PL2000 S2 Balance pot.

A question related to PL 4000 series 1 .
The volume pot is a 100k linear with a 39k across center and ground to
have a log pot . But the pot is not connected directly to ground but via a 56 Ohm resistor .
Why ? What's the reason ? Never seen in other applications .
Ciao
Marco
 
A question related to PL 4000 series 1 .
The volume pot is a 100k linear with a 39k across center and ground to
have a log pot . But the pot is not connected directly to ground but via a 56 Ohm resistor .
Why ? What's the reason ? Never seen in other applications .
Ciao
Marco

Nothing in the circuit that is obvious that would drive the need for it.
 
You replaced a dual log pot with a single linear pot correct? Did you measure in ohms where each pot measured to its ground terminal when the knob was centered on the original pot?
Correct, had 3 of them. 100k single gang.
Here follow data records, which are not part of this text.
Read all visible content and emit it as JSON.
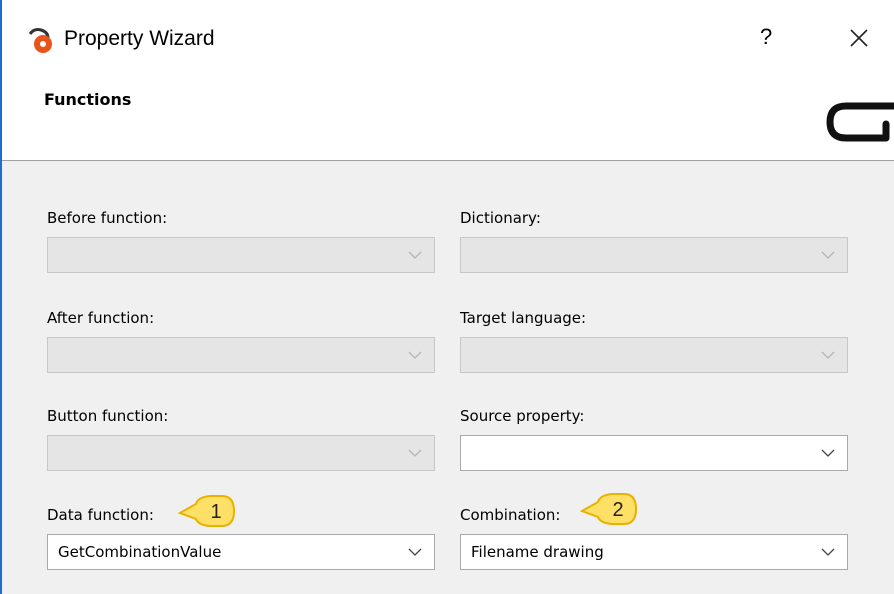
{
  "window": {
    "title": "Property Wizard",
    "help_label": "?"
  },
  "header": {
    "section_title": "Functions"
  },
  "fields": {
    "before_function": {
      "label": "Before function:",
      "value": ""
    },
    "dictionary": {
      "label": "Dictionary:",
      "value": ""
    },
    "after_function": {
      "label": "After function:",
      "value": ""
    },
    "target_language": {
      "label": "Target language:",
      "value": ""
    },
    "button_function": {
      "label": "Button function:",
      "value": ""
    },
    "source_property": {
      "label": "Source property:",
      "value": ""
    },
    "data_function": {
      "label": "Data function:",
      "value": "GetCombinationValue"
    },
    "combination": {
      "label": "Combination:",
      "value": "Filename drawing"
    }
  },
  "callouts": [
    {
      "number": "1"
    },
    {
      "number": "2"
    }
  ],
  "colors": {
    "accent_edge": "#1c6fd0",
    "callout_fill": "#ffe066",
    "callout_stroke": "#e8b200",
    "panel_bg": "#f0f0f0",
    "disabled_combo": "#e5e5e5"
  },
  "icons": [
    "app-icon",
    "help-icon",
    "close-icon",
    "chevron-down-icon",
    "brand-logo"
  ]
}
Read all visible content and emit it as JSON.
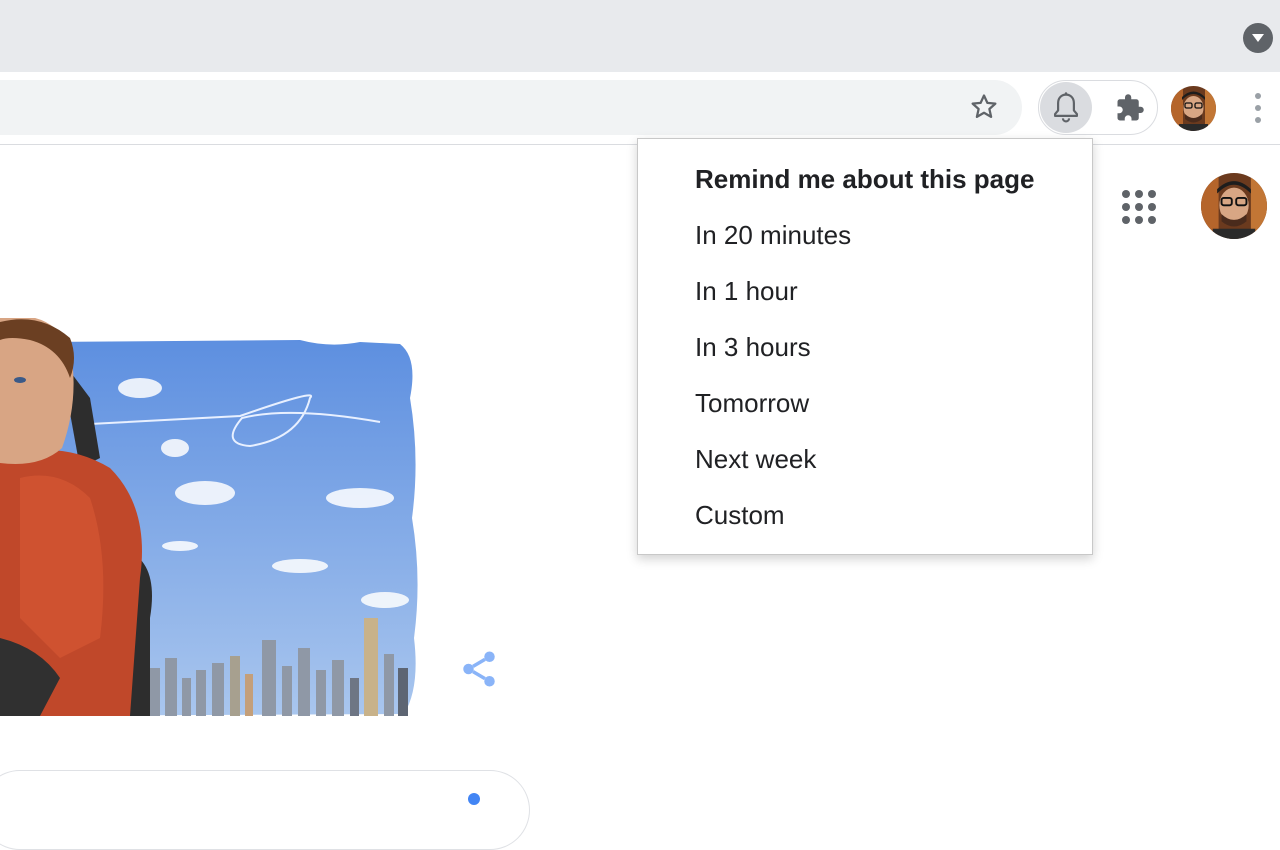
{
  "browser": {
    "tabstrip_color": "#e8eaed",
    "toolbar": {
      "bookmark_icon": "star-outline-icon",
      "reminder_icon": "bell-icon",
      "extensions_icon": "puzzle-piece-icon",
      "menu_icon": "kebab-menu-icon"
    }
  },
  "reminder_menu": {
    "title": "Remind me about this page",
    "options": [
      "In 20 minutes",
      "In 1 hour",
      "In 3 hours",
      "Tomorrow",
      "Next week",
      "Custom"
    ]
  },
  "page": {
    "apps_icon": "google-apps-grid-icon",
    "share_icon": "share-icon",
    "accent": "#4285f4"
  }
}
All measured very close to 98k ( and change) total resistance. With wiper very precisely centered, 49k (and change) from wiper to each leg. Amazingly accurate for such a cheap pot.
Took extreme care to cut the shaft to "D" shape at correct clock position.
Nothing on the board needed changed that I could see, just jumpers put across each channels solder pads with the pot legs to the channel jumpers and wiper grounded. So I decided no need for "jumpers" if I wired it as in photo. I maintained the correct wire colors.
On the dual channel scope, each channels wave form aligns over the other perfectly at 12:00, fades equally, gains or diminishes equally with volume.
I'm very satisfied with the results.
 
Oh, and the original dual gang is clearly logarithmic. The new single gang Bourne's is linear. The linear works fine, I think better. Better as in one has a finer ability to adjust the balance out near the pots limits.
 
Oh, and the original dual gang is clearly logarithmic. The new single gang Bourne's is linear. The linear works fine, I think better. Better as in one has a finer ability to adjust the balance out near the pots limits.

The likelihood that positional matching between 2 ganged log pots has to be much smaller than a linear pot is.
 
I agree, when I plotted the values on the two gang there was a clear clocking discrepancy between the two gangs. A single gang eliminates that potential issue.